Personal information
- Full name: William Wayman Hutt
- Born: 29 August 1822 Cambridge, Cambridgeshire, England
- Died: 21 July 1894 (aged 71) Hockwold cum Wilton, Norfolk, England
- Batting: Unknown

Domestic team information
- 1842: Cambridge Town Club

Career statistics
| Competition | First-class |
| Matches | 1 |
| Runs scored | 0 |
| Batting average | 0.00 |
| 100s/50s | –/– |
| Top score | 0* |
| Catches/stumpings | –/– |
- Source: Cricinfo, 24 May 2022

= William Hutt (cricketer) =

English cricketer, clergyman and academic

William Wayman Hutt (29 August 1822 – 21 July 1894) was an English first-class cricketer, clergyman and academic.

The son of Richard Hutt, a bookseller from Cambridge, he was born in August 1822. Hutt was educated at The Perse School, before matriculating to Caius College, Cambridge. While studying at Cambridge he was active in the Cambridge Town Club (CTC), for whom he made a single appearance in first-class cricket for against Cambridge University at Parker's Piece in 1842. He was dismissed once in the match batting from the tail by John Kirwan in the CTC first innings.

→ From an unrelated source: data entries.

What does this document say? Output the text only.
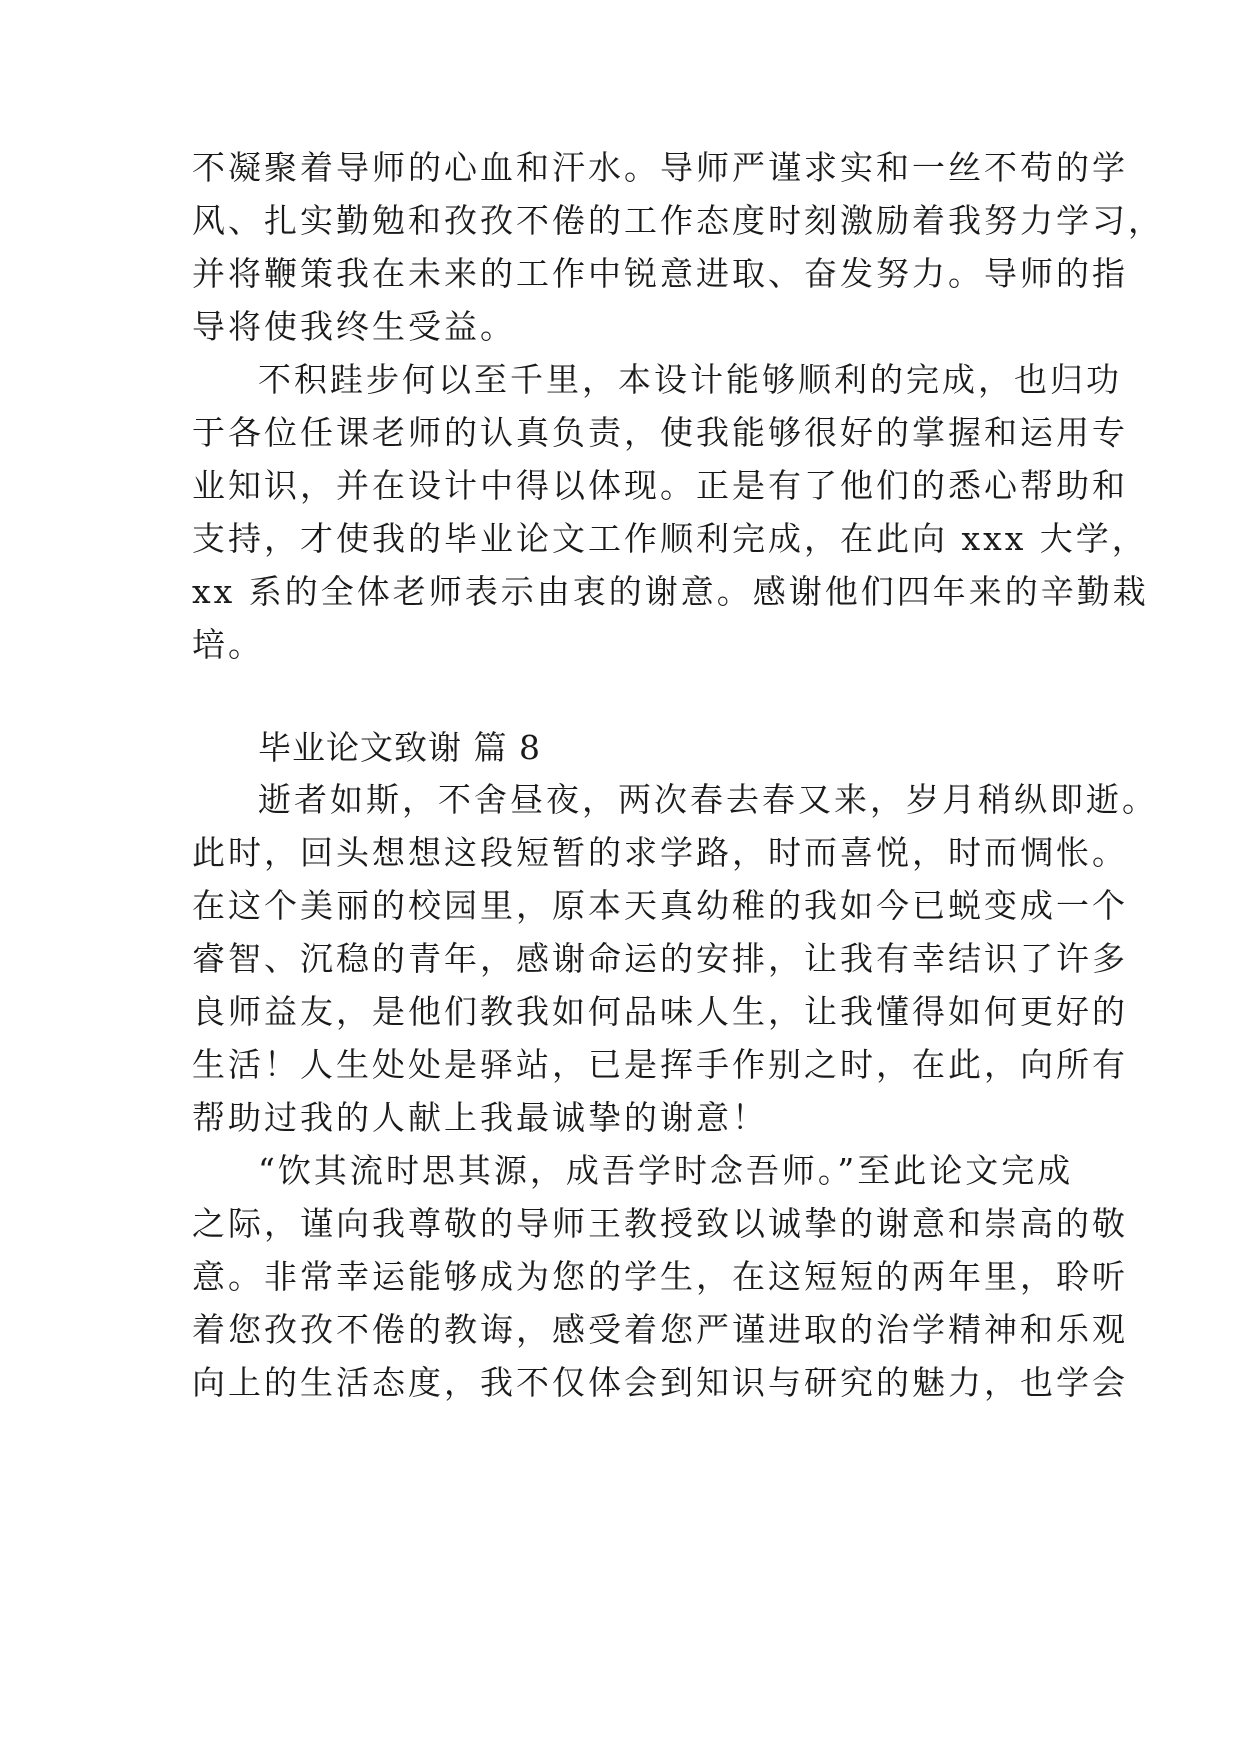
不凝聚着导师的心血和汗水。导师严谨求实和一丝不苟的学
风、扎实勤勉和孜孜不倦的工作态度时刻激励着我努力学习，
并将鞭策我在未来的工作中锐意进取、奋发努力。导师的指
导将使我终生受益。
不积跬步何以至千里，本设计能够顺利的完成，也归功
于各位任课老师的认真负责，使我能够很好的掌握和运用专
业知识，并在设计中得以体现。正是有了他们的悉心帮助和
支持，才使我的毕业论文工作顺利完成，在此向 xxx 大学，
xx 系的全体老师表示由衷的谢意。感谢他们四年来的辛勤栽
培。
毕业论文致谢 篇 8
逝者如斯，不舍昼夜，两次春去春又来，岁月稍纵即逝。
此时，回头想想这段短暂的求学路，时而喜悦，时而惆怅。
在这个美丽的校园里，原本天真幼稚的我如今已蜕变成一个
睿智、沉稳的青年，感谢命运的安排，让我有幸结识了许多
良师益友，是他们教我如何品味人生，让我懂得如何更好的
生活！人生处处是驿站，已是挥手作别之时，在此，向所有
帮助过我的人献上我最诚挚的谢意！
“饮其流时思其源，成吾学时念吾师。”至此论文完成
之际，谨向我尊敬的导师王教授致以诚挚的谢意和崇高的敬
意。非常幸运能够成为您的学生，在这短短的两年里，聆听
着您孜孜不倦的教诲，感受着您严谨进取的治学精神和乐观
向上的生活态度，我不仅体会到知识与研究的魅力，也学会
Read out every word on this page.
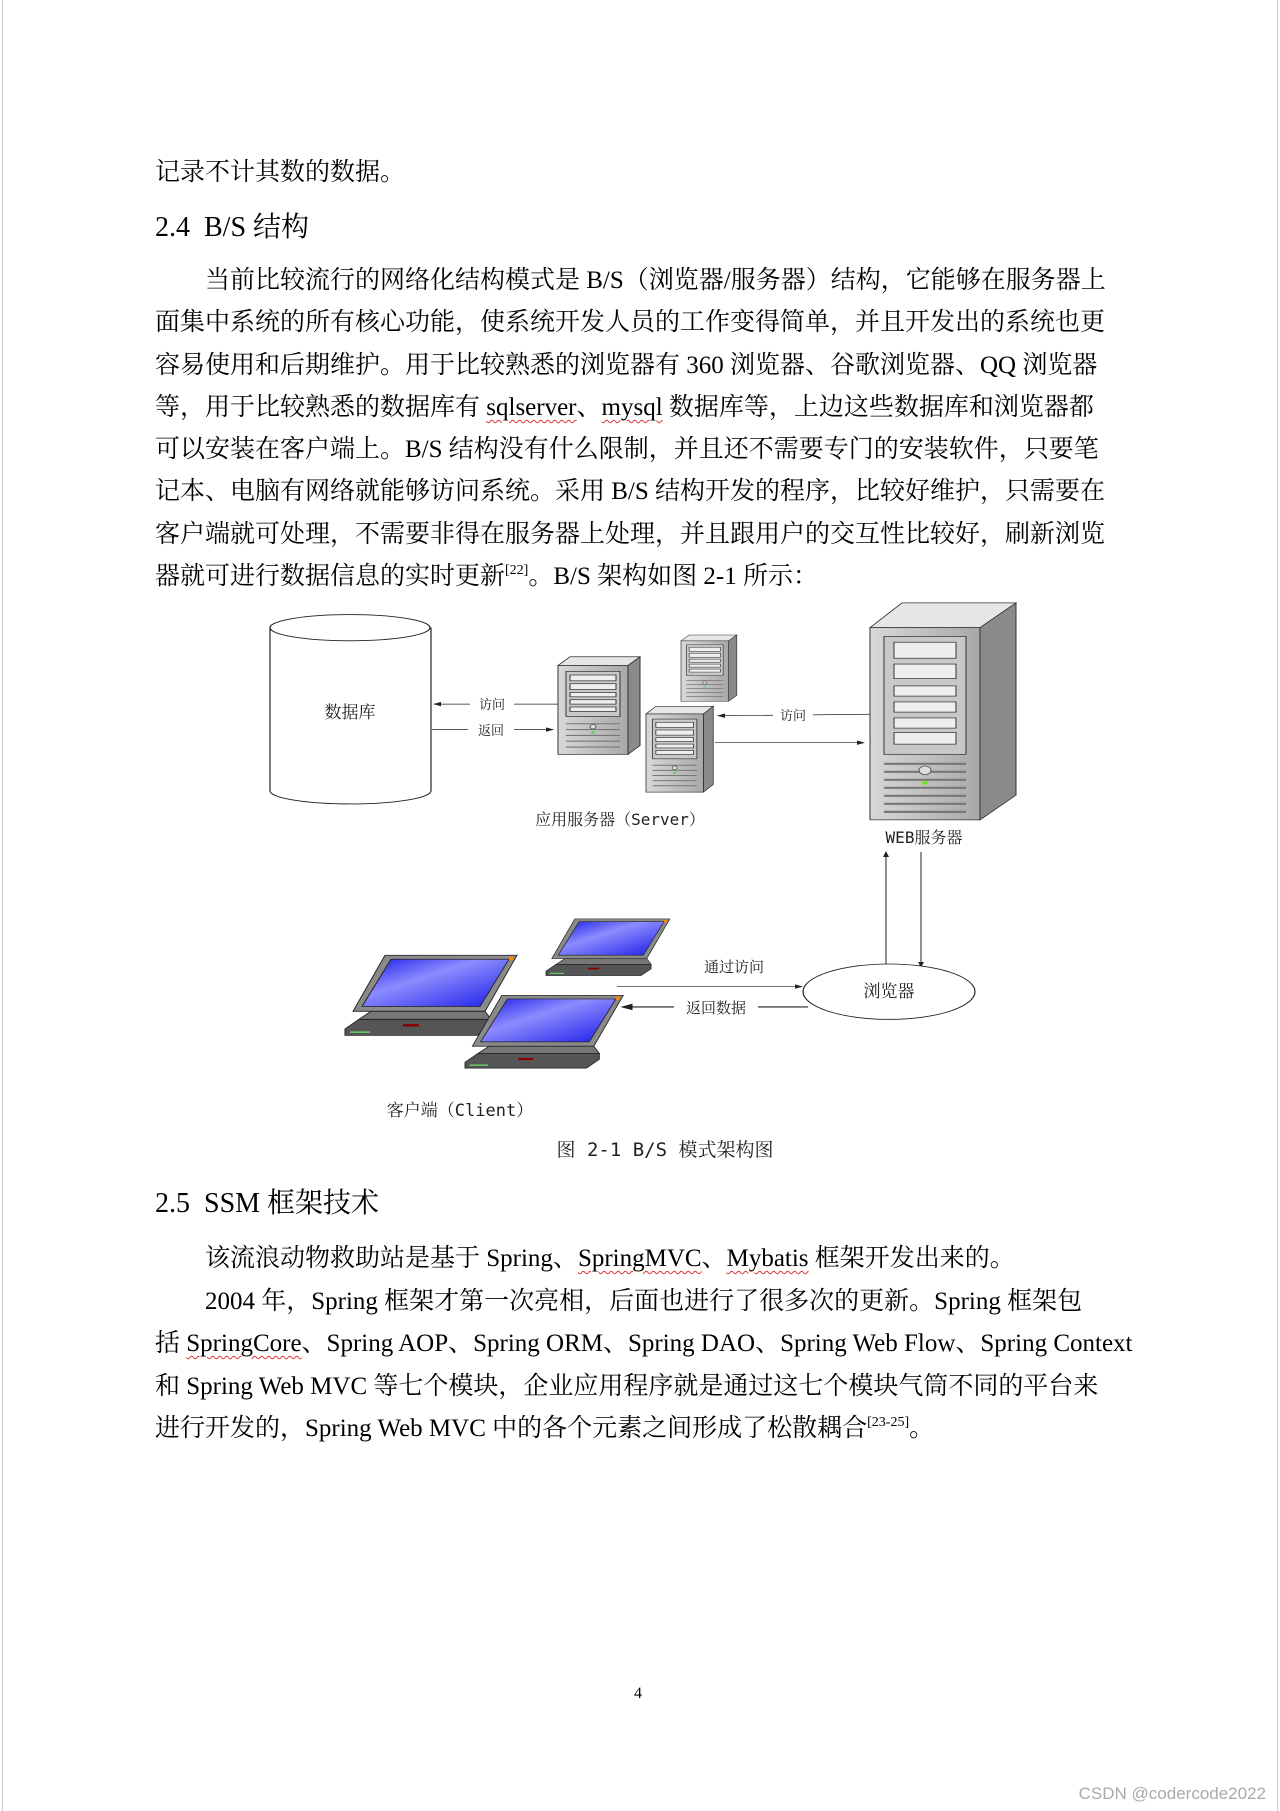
记录不计其数的数据。
2.4 B/S 结构
当前比较流行的网络化结构模式是 B/S（浏览器/服务器）结构，它能够在服务器上
面集中系统的所有核心功能，使系统开发人员的工作变得简单，并且开发出的系统也更
容易使用和后期维护。用于比较熟悉的浏览器有 360 浏览器、谷歌浏览器、QQ 浏览器
等，用于比较熟悉的数据库有 sqlserver、mysql 数据库等，上边这些数据库和浏览器都
可以安装在客户端上。B/S 结构没有什么限制，并且还不需要专门的安装软件，只要笔
记本、电脑有网络就能够访问系统。采用 B/S 结构开发的程序，比较好维护，只需要在
客户端就可处理，不需要非得在服务器上处理，并且跟用户的交互性比较好，刷新浏览
器就可进行数据信息的实时更新[22]。B/S 架构如图 2-1 所示：
数据库	访问
返回
访问
应用服务器（Server）
WEB服务器
浏览器
通过访问
返回数据
客户端（Client）
图 2-1 B/S 模式架构图
2.5 SSM 框架技术
该流浪动物救助站是基于 Spring、SpringMVC、Mybatis 框架开发出来的。
2004 年，Spring 框架才第一次亮相，后面也进行了很多次的更新。Spring 框架包
括 SpringCore、Spring AOP、Spring ORM、Spring DAO、Spring Web Flow、Spring Context
和 Spring Web MVC 等七个模块，企业应用程序就是通过这七个模块气筒不同的平台来
进行开发的，Spring Web MVC 中的各个元素之间形成了松散耦合[23-25]。
4
CSDN @codercode2022
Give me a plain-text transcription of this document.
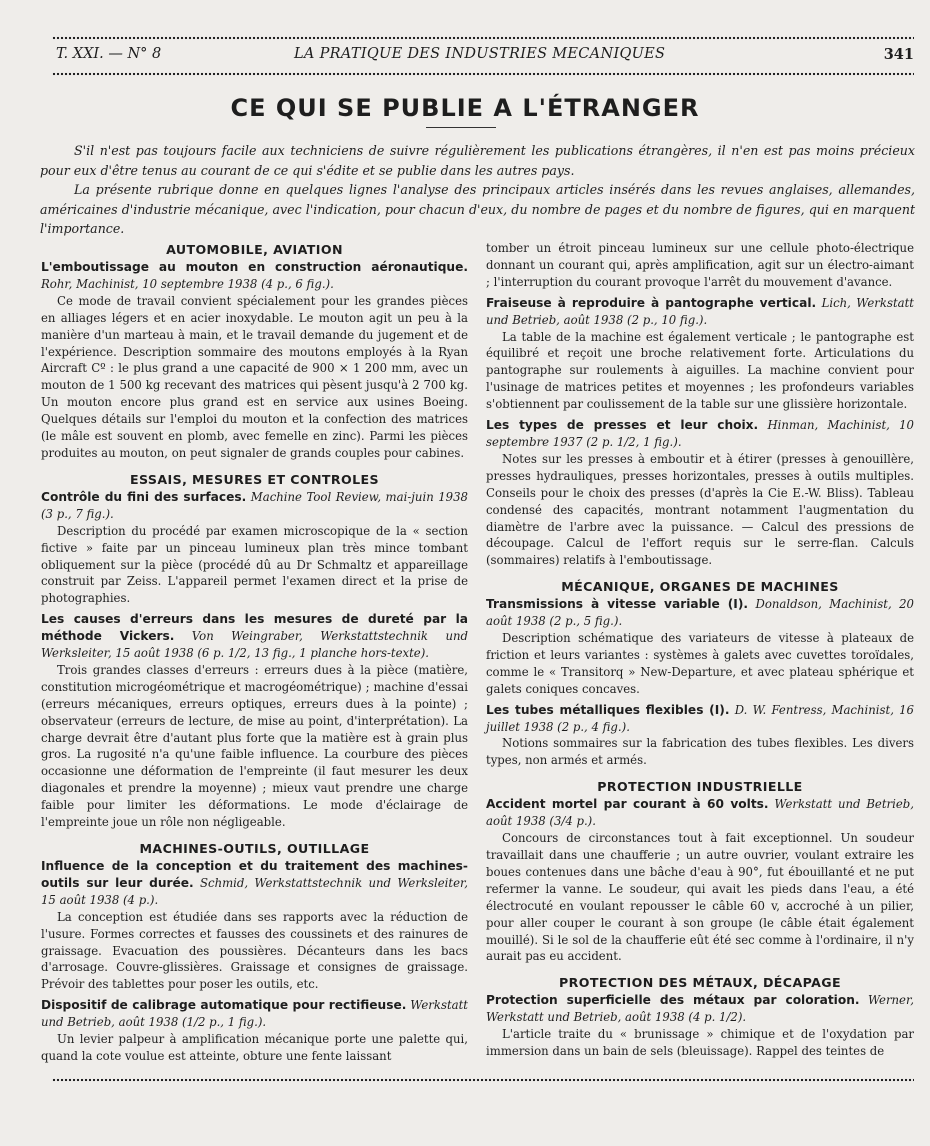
T. XXI. — N° 8	LA PRATIQUE DES INDUSTRIES MECANIQUES	341
CE QUI SE PUBLIE A L'ÉTRANGER

S'il n'est pas toujours facile aux techniciens de suivre régulièrement les publications étrangères, il n'en est pas moins précieux pour eux d'être tenus au courant de ce qui s'édite et se publie dans les autres pays.

La présente rubrique donne en quelques lignes l'analyse des principaux articles insérés dans les revues anglaises, allemandes, américaines d'industrie mécanique, avec l'indication, pour chacun d'eux, du nombre de pages et du nombre de figures, qui en marquent l'importance.

AUTOMOBILE, AVIATION

L'emboutissage au mouton en construction aéronautique. Rohr, Machinist, 10 septembre 1938 (4 p., 6 fig.).

Ce mode de travail convient spécialement pour les grandes pièces en alliages légers et en acier inoxydable. Le mouton agit un peu à la manière d'un marteau à main, et le travail demande du jugement et de l'expérience. Description sommaire des moutons employés à la Ryan Aircraft Cº : le plus grand a une capacité de 900 × 1 200 mm, avec un mouton de 1 500 kg recevant des matrices qui pèsent jusqu'à 2 700 kg. Un mouton encore plus grand est en service aux usines Boeing. Quelques détails sur l'emploi du mouton et la confection des matrices (le mâle est souvent en plomb, avec femelle en zinc). Parmi les pièces produites au mouton, on peut signaler de grands couples pour cabines.

ESSAIS, MESURES ET CONTROLES

Contrôle du fini des surfaces. Machine Tool Review, mai-juin 1938 (3 p., 7 fig.).

Description du procédé par examen microscopique de la « section fictive » faite par un pinceau lumineux plan très mince tombant obliquement sur la pièce (procédé dû au Dr Schmaltz et appareillage construit par Zeiss. L'appareil permet l'examen direct et la prise de photographies.

Les causes d'erreurs dans les mesures de dureté par la méthode Vickers. Von Weingraber, Werkstattstechnik und Werksleiter, 15 août 1938 (6 p. 1/2, 13 fig., 1 planche hors-texte).

Trois grandes classes d'erreurs : erreurs dues à la pièce (matière, constitution microgéométrique et macrogéométrique) ; machine d'essai (erreurs mécaniques, erreurs optiques, erreurs dues à la pointe) ; observateur (erreurs de lecture, de mise au point, d'interprétation). La charge devrait être d'autant plus forte que la matière est à grain plus gros. La rugosité n'a qu'une faible influence. La courbure des pièces occasionne une déformation de l'empreinte (il faut mesurer les deux diagonales et prendre la moyenne) ; mieux vaut prendre une charge faible pour limiter les déformations. Le mode d'éclairage de l'empreinte joue un rôle non négligeable.

MACHINES-OUTILS, OUTILLAGE

Influence de la conception et du traitement des machines-outils sur leur durée. Schmid, Werkstattstechnik und Werksleiter, 15 août 1938 (4 p.).

La conception est étudiée dans ses rapports avec la réduction de l'usure. Formes correctes et fausses des coussinets et des rainures de graissage. Evacuation des poussières. Décanteurs dans les bacs d'arrosage. Couvre-glissières. Graissage et consignes de graissage. Prévoir des tablettes pour poser les outils, etc.

Dispositif de calibrage automatique pour rectifieuse. Werkstatt und Betrieb, août 1938 (1/2 p., 1 fig.).

Un levier palpeur à amplification mécanique porte une palette qui, quand la cote voulue est atteinte, obture une fente laissant

tomber un étroit pinceau lumineux sur une cellule photo-électrique donnant un courant qui, après amplification, agit sur un électro-aimant ; l'interruption du courant provoque l'arrêt du mouvement d'avance.

Fraiseuse à reproduire à pantographe vertical. Lich, Werkstatt und Betrieb, août 1938 (2 p., 10 fig.).

La table de la machine est également verticale ; le pantographe est équilibré et reçoit une broche relativement forte. Articulations du pantographe sur roulements à aiguilles. La machine convient pour l'usinage de matrices petites et moyennes ; les profondeurs variables s'obtiennent par coulissement de la table sur une glissière horizontale.

Les types de presses et leur choix. Hinman, Machinist, 10 septembre 1937 (2 p. 1/2, 1 fig.).

Notes sur les presses à emboutir et à étirer (presses à genouillère, presses hydrauliques, presses horizontales, presses à outils multiples. Conseils pour le choix des presses (d'après la Cie E.-W. Bliss). Tableau condensé des capacités, montrant notamment l'augmentation du diamètre de l'arbre avec la puissance. — Calcul des pressions de découpage. Calcul de l'effort requis sur le serre-flan. Calculs (sommaires) relatifs à l'emboutissage.

MÉCANIQUE, ORGANES DE MACHINES

Transmissions à vitesse variable (I). Donaldson, Machinist, 20 août 1938 (2 p., 5 fig.).

Description schématique des variateurs de vitesse à plateaux de friction et leurs variantes : systèmes à galets avec cuvettes toroïdales, comme le « Transitorq » New-Departure, et avec plateau sphérique et galets coniques concaves.

Les tubes métalliques flexibles (I). D. W. Fentress, Machinist, 16 juillet 1938 (2 p., 4 fig.).

Notions sommaires sur la fabrication des tubes flexibles. Les divers types, non armés et armés.

PROTECTION INDUSTRIELLE

Accident mortel par courant à 60 volts. Werkstatt und Betrieb, août 1938 (3/4 p.).

Concours de circonstances tout à fait exceptionnel. Un soudeur travaillait dans une chaufferie ; un autre ouvrier, voulant extraire les boues contenues dans une bâche d'eau à 90°, fut ébouillanté et ne put refermer la vanne. Le soudeur, qui avait les pieds dans l'eau, a été électrocuté en voulant repousser le câble 60 v, accroché à un pilier, pour aller couper le courant à son groupe (le câble était également mouillé). Si le sol de la chaufferie eût été sec comme à l'ordinaire, il n'y aurait pas eu accident.

PROTECTION DES MÉTAUX, DÉCAPAGE

Protection superficielle des métaux par coloration. Werner, Werkstatt und Betrieb, août 1938 (4 p. 1/2).

L'article traite du « brunissage » chimique et de l'oxydation par immersion dans un bain de sels (bleuissage). Rappel des teintes de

Hutt was elected a fellow of Caius in 1845, an appointment he was re-elected to in May 1854. During the early 1850s, he held the office of college divinity lecturer, after the office had been declined by other fellows. He had been ordained as a deacon at Ely Cathedral in 1846 and was appointed a priest there in 1847. Following the end of his academic commitments with Caius, Hutt was appointed rector at Hockwold cum Wilton in 1861 and was made an honorary canon at Norwich Cathedral in 1890. Hutt co-authored the book Solutions of Goodwin's Collection of Problems and Examples alongside Thomas Vyvyan in 1863, which detailed mathematical problems and their solutions. In his later years he was a justice of the peace for the Norfolk. Hutt remained rector at Hockwold cum Wilton until his death there in July 1894.